Nthusi Mwonewa (Deceased) v Makau Mwonewa [2019] KEELC 1916 (KLR)
Full Case Text
REPUBLIC OF KENYA
IN THE ENVIRONMENT AND LAND COURT AT MACHAKOS
ELC. APPEAL NO. 91 OF 2005
NTHUSI MWONEWA(Deceased)................................APPELLANT
VERSUS
MAKAU MWONEWA.......................RESPONDENT/APPLICANT
RULING
1. In the Notice of Motion dated 10th February, 2014, the Respondent/Applicant is seeking for the following orders:
a. That the personal representatives of the Deceased Appellant, namely Rose Ndunge Nthusi, Maweu Nthusi and Alex Wambua Nthusi be declared executors de son tort and/or be made parties to this Appeal for the purpose of execution of the decree herein.
b. That the said Rose Ndunge Nthusi, Maweu Nthusi and Alex Wambua Nthusi having refused to vacate the property adjudged to the Respondent be removed therefrom.
c. That the possession by the Respondent and the order of the removal of any person who refuses to vacate the property be enforced by the O.C.S Machakos Police Station.
d.
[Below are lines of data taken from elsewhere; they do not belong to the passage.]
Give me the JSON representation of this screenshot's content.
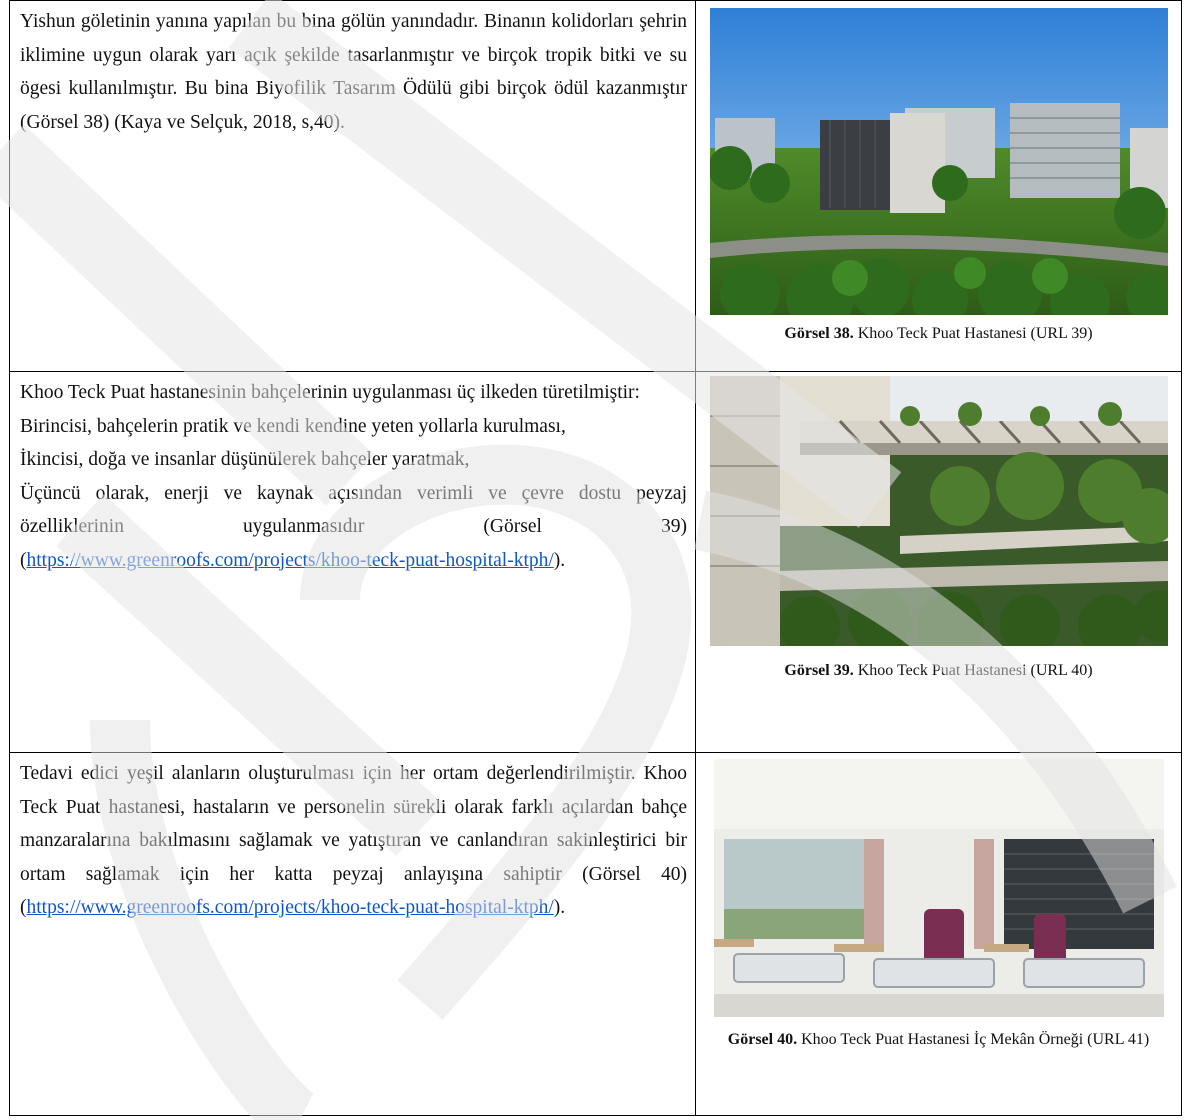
{
  "rows": [
    {
      "text": [
        "Yishun göletinin yanına yapılan bu bina gölün yanındadır. Binanın kolidorları şehrin iklimine uygun olarak yarı açık şekilde tasarlanmıştır ve birçok tropik bitki ve su ögesi kullanılmıştır. Bu bina Biyofilik Tasarım Ödülü gibi birçok ödül kazanmıştır (Görsel 38) (Kaya ve Selçuk, 2018, s,40)."
      ],
      "caption_bold": "Görsel 38.",
      "caption_text": " Khoo Teck Puat Hastanesi (URL 39)"
    },
    {
      "text": [
        "Khoo Teck Puat hastanesinin bahçelerinin uygulanması üç ilkeden türetilmiştir:",
        "Birincisi, bahçelerin pratik ve kendi kendine yeten yollarla kurulması,",
        "İkincisi, doğa ve insanlar düşünülerek bahçeler yaratmak,",
        "Üçüncü olarak, enerji ve kaynak açısından verimli ve çevre dostu peyzaj özelliklerinin uygulanmasıdır (Görsel 39)"
      ],
      "link": "https://www.greenroofs.com/projects/khoo-teck-puat-hospital-ktph/",
      "caption_bold": "Görsel 39.",
      "caption_text": " Khoo Teck Puat Hastanesi (URL 40)"
    },
    {
      "text": [
        "Tedavi edici yeşil alanların oluşturulması için her ortam değerlendirilmiştir. Khoo Teck Puat hastanesi, hastaların ve personelin sürekli olarak farklı açılardan bahçe manzaralarına bakılmasını sağlamak ve yatıştıran ve canlandıran sakinleştirici bir ortam sağlamak için her katta peyzaj anlayışına sahiptir (Görsel 40)"
      ],
      "link": "https://www.greenroofs.com/projects/khoo-teck-puat-hospital-ktph/",
      "caption_bold": "Görsel 40.",
      "caption_text": " Khoo Teck Puat Hastanesi İç Mekân Örneği (URL 41)"
    }
  ],
  "link_prefix": "(",
  "link_suffix": ")."
}
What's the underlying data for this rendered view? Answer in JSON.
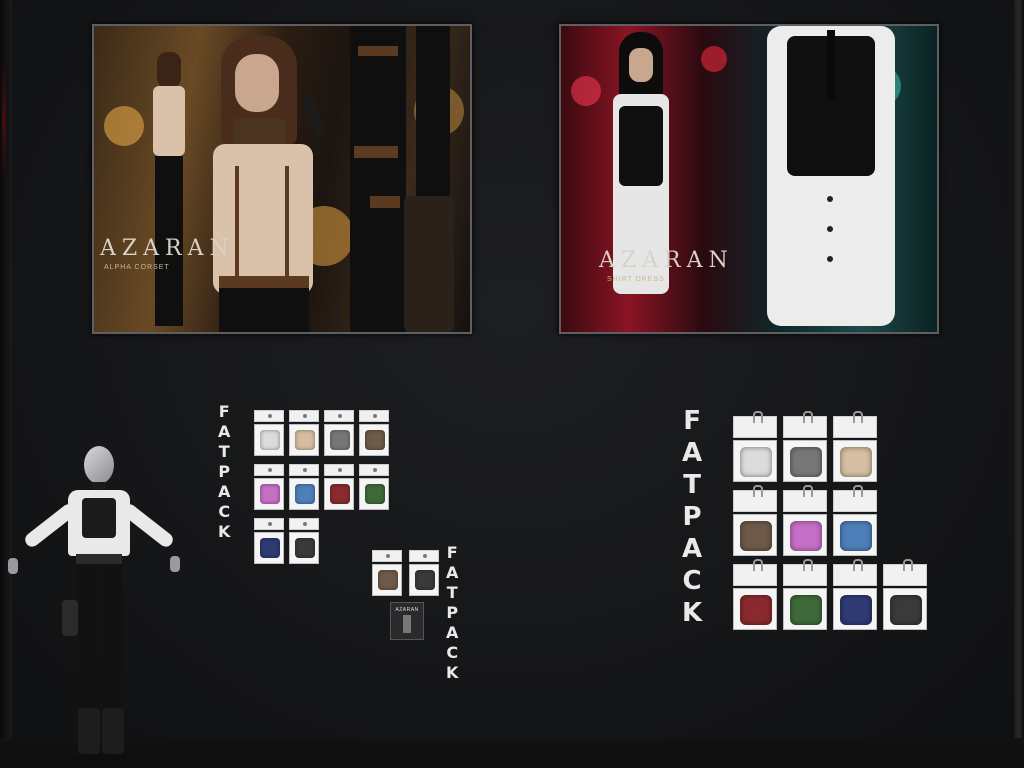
{
  "posters": {
    "left": {
      "brand": "AZARAN",
      "subtitle": "ALPHA CORSET"
    },
    "right": {
      "brand": "AZARAN",
      "subtitle": "SHIRT DRESS"
    }
  },
  "fatpack_labels": {
    "left": "FATPACK",
    "small": "FATPACK",
    "right": "FATPACK"
  },
  "mini_vendor": {
    "label": "AZARAN"
  },
  "colors": {
    "white": "#dcdcdc",
    "tan": "#d6bea0",
    "grey": "#777777",
    "brown": "#6e5a48",
    "pink": "#c66fc6",
    "blue": "#4e7fb8",
    "red": "#8a2a2e",
    "green": "#3e6a3a",
    "navy": "#2e3a72",
    "black": "#3a3a3c"
  },
  "swatches_left": [
    "white",
    "tan",
    "grey",
    "brown",
    "pink",
    "blue",
    "red",
    "green",
    "navy",
    "black"
  ],
  "swatches_small": [
    "brown",
    "black"
  ],
  "swatches_right": [
    "white",
    "grey",
    "tan",
    "brown",
    "pink",
    "blue",
    "red",
    "green",
    "navy",
    "black"
  ]
}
That the costs of this Application be provided for.
2. The Application is supported by the Affidavit of the Respondent/Applicant who has deponed that vide the Minister’s Appeal number 29 of 1997, he was adjudged the rightful owner of parcel of land known as 2598 Ngiini Adjudication Section; that the Appellant is now deceased and that this Appeal was struck out on 3rd December, 2003.
3. According to the Respondent/Applicant, after the Appellant’s death, his widow and sons have continued to deny him access to the suit land; that the said widow and sons are the personal representatives and successors of the deceased Appellant and that he is not able to get possession of his land without the eviction of the said executors de son tort who are in actual occupation of the suit land.
4. In response, the Appellant/Respondent filed a Notice of Preliminary Objection in which they averred that the Appeal was struck out by the court on 3rd December, 2009 for being incompetent and as such, there is no suit on the basis of which the Application can be made. According to the Respondent, they are not the late Nthusi Mwonewa’s legal representatives and cannot therefore be made parties to the struck off Appeal.
5. The Respondent’s/Applicant’s advocate submitted that the filing of a new suit would prolong the current suit; that the Respondent herein had to await the outcome of the Appeal after the Minister’s decision and that the Respondent should be joined in the suit to take part in the finalization of the suit.
6. The Appellant’s/Respondent’s advocate submitted that the Respondent are not the legal representatives of the Estate of the deceased (Appellant); that it is only a legal representative to the deceased who can be made a party to the suit and that the named persons have not intermeddled with the Estate of the deceased to be made executors de son tort.
7. The Appellant’s counsel submitted that the Appeal having been struck off, the proceedings herein came to an end, and as such, there are no proceedings on the basis of which execution can be made.
8. This Appeal was in respect of the Judgment and findings of the Minister in Land Dispute Appeal No. 29 of 1997. In the said Appeal, the Minister declared parcel number 2598 Ngiini, as belonging to the Respondent/Applicant. The Appellant, now deceased, filed a Memorandum of Appeal in this court dated 28th November, 2005 challenging the findings of the Minister.
9. The record shows that on 3rd December, 2009, Lenaola J. (as he was then)struck off the Appeal suo moto because “The Memorandum of Appeal dated 28th November, 2005 is incompetent.” While striking out the Appeal suo moto, the Judge observed as follows:
“I have seen the Judgment of the District Commissioner Machakos in Minister Appeal No. 29/1997. Under Section 29 of the Land Adjudication Act, that decision is final and there cannot be an Appeal to this or any other court or legal authority.”
10. That being the case, and the court having struck out the Appeal for being incompetent, the Respondent/Applicant cannot purport to have the orders of the Minister executed in a non-existent suit. Indeed, the issue of substituting the Appellant by his legal representative cannot arise in a situation where the suit has been struck out. The only issue that the Respondent/Applicant can pursue is costs for the suit that was struck out and nothing else. The Appeal having been struck out, the Respondent has to execute the order of the Minister by filing an independent suit, subject to limitation of time.
11. For those reasons, the Application dated 10th February, 2014 is dismissed with no order as to costs. For avoidance of doubt, this Appeal stands struck out as ordered by the court on 3rd December, 2009.
DATED, DELIVERED AND SIGNED IN MACHAKOS THIS 19TH DAY OF JULY, 2019.